The New York Times’ Yamiche Alcindor reported Friday night that the party may be exploring where the boundaries of the rule lie.

The party could amend the rule to dump Trump, for example, but that would take a majority of the party’s Rules Committee and two-thirds of the entire party. This would be neither fast nor, necessarily, successful. (Putnam on Twitter on Friday night: “There just isn’t enough time.”)

The bigger problem is that voting has already begun. Or, to be more accurate, that it’s too late to get Trump off the ballot. Every state has rules guiding how and when candidates can be added to or removed from the ballot. Why? For one reason because the ballots have to be printed and the mechanics of the election put into place.

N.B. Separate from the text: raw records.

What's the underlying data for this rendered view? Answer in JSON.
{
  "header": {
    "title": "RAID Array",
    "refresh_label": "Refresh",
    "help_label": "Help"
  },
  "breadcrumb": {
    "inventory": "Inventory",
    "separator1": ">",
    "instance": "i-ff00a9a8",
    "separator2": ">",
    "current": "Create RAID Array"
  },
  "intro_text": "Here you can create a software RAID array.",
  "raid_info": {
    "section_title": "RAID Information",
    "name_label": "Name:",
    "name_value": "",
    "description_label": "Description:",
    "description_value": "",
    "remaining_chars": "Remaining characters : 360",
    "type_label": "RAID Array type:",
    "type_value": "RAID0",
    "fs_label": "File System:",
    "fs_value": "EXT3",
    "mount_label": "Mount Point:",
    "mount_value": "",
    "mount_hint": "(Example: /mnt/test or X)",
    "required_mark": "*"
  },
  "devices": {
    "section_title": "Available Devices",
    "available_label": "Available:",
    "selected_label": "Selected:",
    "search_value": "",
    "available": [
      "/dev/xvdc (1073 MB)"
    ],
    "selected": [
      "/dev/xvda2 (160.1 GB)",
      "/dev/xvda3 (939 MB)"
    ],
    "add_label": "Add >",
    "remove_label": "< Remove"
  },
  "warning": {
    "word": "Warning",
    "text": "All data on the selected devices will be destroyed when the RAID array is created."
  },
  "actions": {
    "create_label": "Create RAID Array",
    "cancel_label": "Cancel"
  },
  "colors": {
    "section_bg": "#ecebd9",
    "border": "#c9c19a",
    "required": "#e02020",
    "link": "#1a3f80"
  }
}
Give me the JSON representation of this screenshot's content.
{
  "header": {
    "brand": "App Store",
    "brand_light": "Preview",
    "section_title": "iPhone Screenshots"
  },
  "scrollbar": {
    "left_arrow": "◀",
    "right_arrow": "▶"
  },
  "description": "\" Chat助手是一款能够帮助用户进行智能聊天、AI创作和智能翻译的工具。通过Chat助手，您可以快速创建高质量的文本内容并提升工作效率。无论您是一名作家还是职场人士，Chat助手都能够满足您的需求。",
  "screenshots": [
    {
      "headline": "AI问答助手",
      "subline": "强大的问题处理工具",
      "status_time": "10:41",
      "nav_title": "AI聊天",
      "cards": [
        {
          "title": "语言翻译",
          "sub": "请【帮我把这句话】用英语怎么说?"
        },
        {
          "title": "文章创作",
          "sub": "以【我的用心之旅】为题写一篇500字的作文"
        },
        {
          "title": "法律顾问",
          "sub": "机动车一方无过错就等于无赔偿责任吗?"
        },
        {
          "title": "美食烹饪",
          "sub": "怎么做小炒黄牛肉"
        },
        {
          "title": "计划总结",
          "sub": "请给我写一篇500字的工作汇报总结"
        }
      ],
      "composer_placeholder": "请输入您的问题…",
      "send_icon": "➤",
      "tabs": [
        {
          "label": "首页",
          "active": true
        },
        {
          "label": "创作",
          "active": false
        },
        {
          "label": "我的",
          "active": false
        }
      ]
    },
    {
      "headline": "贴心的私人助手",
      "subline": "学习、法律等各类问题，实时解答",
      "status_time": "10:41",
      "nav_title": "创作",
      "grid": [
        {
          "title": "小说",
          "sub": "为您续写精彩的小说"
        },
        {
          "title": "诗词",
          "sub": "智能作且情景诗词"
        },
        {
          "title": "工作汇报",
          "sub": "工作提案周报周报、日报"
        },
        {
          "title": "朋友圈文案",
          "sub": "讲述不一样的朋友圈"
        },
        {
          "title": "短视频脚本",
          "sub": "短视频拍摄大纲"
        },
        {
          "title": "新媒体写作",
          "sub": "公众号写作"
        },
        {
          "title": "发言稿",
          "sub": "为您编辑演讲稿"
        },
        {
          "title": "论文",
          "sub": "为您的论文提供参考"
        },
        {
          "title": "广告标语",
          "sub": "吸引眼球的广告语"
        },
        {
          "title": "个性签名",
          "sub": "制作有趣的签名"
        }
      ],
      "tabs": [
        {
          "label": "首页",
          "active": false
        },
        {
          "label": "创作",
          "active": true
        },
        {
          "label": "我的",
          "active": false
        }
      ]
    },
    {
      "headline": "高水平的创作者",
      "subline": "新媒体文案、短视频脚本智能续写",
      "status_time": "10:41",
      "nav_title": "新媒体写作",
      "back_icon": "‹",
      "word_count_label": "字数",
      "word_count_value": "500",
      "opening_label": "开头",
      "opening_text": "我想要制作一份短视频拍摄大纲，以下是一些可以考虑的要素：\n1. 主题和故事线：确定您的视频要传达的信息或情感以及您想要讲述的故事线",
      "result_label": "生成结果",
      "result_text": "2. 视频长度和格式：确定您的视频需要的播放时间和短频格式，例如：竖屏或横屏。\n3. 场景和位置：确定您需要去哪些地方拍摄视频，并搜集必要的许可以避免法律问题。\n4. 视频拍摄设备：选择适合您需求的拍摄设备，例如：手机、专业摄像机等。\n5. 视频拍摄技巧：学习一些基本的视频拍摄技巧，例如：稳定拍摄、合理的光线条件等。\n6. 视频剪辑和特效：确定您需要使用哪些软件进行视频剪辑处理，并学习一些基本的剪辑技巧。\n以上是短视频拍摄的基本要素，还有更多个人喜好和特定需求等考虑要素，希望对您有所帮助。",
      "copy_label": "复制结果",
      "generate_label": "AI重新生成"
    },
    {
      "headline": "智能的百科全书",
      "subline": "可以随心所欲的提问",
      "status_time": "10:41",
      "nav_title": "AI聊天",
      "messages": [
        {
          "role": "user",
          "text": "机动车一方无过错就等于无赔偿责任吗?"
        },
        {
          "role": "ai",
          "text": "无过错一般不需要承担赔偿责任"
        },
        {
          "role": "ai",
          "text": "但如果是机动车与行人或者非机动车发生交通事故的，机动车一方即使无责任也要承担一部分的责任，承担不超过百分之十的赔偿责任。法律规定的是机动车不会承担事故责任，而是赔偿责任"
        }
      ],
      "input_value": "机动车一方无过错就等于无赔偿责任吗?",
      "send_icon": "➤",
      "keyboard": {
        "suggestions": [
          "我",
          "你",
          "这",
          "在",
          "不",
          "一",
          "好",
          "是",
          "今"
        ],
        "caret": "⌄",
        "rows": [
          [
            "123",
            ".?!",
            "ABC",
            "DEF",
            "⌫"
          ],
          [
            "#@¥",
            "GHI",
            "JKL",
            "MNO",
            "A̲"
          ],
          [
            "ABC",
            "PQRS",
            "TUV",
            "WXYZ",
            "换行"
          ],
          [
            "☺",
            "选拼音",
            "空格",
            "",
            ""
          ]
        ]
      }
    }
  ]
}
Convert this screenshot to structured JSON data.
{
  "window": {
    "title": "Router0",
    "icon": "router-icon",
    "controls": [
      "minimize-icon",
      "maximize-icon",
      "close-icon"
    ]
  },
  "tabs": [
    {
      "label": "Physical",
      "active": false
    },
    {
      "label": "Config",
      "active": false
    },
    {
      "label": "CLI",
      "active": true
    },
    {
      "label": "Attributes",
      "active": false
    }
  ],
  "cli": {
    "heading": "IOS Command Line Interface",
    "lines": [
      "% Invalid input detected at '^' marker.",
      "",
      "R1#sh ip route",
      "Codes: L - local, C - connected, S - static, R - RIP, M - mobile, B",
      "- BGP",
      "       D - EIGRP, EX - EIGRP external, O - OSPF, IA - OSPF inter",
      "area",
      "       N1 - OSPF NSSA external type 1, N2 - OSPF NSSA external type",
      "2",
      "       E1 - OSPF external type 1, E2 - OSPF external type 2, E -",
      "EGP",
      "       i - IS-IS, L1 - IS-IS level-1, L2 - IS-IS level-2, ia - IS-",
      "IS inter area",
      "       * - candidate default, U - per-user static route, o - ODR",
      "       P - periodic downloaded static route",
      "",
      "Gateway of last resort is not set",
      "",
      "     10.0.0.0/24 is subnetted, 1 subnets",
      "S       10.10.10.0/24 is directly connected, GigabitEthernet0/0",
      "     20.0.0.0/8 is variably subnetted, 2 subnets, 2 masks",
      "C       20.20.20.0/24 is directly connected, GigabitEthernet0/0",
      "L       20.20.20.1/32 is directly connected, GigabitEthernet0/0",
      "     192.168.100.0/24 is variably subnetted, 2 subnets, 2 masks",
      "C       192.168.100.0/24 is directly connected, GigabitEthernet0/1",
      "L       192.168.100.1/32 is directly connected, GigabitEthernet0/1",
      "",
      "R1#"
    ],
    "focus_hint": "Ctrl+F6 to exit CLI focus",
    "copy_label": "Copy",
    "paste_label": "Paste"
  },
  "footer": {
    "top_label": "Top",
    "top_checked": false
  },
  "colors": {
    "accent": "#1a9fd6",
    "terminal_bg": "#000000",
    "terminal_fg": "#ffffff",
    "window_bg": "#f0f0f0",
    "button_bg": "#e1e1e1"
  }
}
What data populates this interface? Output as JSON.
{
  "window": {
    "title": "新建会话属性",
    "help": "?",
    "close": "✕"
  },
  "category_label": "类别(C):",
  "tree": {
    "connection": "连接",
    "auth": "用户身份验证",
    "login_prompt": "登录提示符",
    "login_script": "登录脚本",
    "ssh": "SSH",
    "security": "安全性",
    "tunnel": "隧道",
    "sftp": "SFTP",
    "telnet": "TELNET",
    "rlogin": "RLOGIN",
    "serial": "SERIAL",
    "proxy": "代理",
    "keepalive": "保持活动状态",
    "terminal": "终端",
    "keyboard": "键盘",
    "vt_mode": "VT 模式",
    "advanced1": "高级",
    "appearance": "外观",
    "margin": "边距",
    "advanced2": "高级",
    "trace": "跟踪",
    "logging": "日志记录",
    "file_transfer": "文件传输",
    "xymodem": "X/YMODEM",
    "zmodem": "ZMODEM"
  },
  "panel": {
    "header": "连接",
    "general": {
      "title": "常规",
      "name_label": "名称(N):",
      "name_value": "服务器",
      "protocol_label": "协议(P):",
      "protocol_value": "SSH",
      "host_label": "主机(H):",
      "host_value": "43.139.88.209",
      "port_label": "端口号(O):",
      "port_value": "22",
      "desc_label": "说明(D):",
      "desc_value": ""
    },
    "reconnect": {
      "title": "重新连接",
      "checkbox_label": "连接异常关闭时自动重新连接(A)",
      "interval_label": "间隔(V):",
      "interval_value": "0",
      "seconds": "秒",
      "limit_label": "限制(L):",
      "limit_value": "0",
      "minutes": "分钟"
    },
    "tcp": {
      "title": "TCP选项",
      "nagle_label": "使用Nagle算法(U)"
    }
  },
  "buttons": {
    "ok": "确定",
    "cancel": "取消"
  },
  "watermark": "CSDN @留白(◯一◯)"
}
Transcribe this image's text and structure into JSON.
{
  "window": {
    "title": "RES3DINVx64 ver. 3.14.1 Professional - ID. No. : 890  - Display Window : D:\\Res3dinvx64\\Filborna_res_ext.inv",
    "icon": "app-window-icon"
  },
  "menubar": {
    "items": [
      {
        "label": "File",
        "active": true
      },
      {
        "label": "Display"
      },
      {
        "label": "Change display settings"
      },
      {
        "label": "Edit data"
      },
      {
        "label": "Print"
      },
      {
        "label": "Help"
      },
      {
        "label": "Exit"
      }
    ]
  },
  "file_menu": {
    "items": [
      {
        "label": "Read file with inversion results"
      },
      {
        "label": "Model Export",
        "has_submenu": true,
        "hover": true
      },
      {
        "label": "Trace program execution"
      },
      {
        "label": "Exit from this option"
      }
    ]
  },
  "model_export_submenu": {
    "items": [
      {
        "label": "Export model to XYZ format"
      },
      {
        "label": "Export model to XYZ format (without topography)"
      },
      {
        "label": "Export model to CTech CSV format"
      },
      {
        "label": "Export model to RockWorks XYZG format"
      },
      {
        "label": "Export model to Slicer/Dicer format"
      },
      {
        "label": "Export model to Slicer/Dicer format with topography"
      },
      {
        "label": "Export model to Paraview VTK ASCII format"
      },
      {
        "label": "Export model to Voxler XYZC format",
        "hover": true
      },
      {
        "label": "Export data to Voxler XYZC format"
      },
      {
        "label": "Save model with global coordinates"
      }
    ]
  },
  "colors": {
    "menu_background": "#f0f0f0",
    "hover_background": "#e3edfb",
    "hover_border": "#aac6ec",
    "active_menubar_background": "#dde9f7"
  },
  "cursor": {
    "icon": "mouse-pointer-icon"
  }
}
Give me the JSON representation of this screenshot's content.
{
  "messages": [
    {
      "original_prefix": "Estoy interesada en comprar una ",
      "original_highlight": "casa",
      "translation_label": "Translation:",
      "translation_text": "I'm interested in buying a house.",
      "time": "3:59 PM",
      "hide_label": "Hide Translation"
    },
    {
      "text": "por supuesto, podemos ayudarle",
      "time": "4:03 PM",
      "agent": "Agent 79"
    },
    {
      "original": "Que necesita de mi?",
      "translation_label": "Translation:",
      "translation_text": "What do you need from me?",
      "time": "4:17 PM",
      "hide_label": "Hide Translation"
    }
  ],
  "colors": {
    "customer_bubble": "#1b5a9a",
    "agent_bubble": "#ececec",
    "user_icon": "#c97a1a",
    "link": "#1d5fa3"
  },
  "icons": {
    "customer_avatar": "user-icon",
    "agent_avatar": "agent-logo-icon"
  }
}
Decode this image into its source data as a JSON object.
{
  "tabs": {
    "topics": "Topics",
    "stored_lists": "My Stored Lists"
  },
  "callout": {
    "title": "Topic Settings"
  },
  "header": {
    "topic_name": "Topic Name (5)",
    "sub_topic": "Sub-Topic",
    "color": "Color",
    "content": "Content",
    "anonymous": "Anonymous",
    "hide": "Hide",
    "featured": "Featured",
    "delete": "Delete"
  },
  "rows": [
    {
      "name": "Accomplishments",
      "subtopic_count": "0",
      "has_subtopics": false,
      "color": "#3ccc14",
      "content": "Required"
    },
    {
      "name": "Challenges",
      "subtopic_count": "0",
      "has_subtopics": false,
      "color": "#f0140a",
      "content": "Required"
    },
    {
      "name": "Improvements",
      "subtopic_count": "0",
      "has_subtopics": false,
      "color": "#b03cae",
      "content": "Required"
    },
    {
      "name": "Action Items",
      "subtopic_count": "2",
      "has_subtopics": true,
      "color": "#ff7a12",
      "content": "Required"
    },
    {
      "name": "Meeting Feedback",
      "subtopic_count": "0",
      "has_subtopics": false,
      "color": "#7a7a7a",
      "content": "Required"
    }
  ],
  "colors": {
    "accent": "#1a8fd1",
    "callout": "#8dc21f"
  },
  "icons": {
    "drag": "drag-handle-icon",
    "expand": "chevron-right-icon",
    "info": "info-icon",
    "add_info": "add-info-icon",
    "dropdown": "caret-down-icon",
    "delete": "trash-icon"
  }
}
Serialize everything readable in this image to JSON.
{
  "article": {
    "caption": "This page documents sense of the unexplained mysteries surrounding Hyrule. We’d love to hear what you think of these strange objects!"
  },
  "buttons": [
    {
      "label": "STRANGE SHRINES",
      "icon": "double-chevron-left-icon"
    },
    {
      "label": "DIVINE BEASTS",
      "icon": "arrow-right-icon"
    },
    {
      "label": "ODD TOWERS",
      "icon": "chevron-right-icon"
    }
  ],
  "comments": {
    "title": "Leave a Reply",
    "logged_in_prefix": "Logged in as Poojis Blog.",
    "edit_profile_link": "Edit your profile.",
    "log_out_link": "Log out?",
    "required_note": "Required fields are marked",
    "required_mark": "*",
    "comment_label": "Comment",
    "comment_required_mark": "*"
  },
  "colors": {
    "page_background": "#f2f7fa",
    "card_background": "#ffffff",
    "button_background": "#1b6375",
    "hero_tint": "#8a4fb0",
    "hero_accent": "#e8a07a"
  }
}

Ballotpedia maintains a list of the deadlines for getting candidates on the ballot. Florida’s has passed. Michigan’s and Nevada’s have passed. North Carolina and Ohio and Texas and Virginia – all passed. The rules aren’t always clear, but if you think a Republican nominee could be successful without any votes from the above listed states, you might want to revisit the Electoral College map. Even if Trump were to step down – which seems unlikely, given what we know about Trump – he’s on the ballot in those states. The party could sue to replace him, but, even if they were successful, it’s still too late for those 34,000 votes already cast.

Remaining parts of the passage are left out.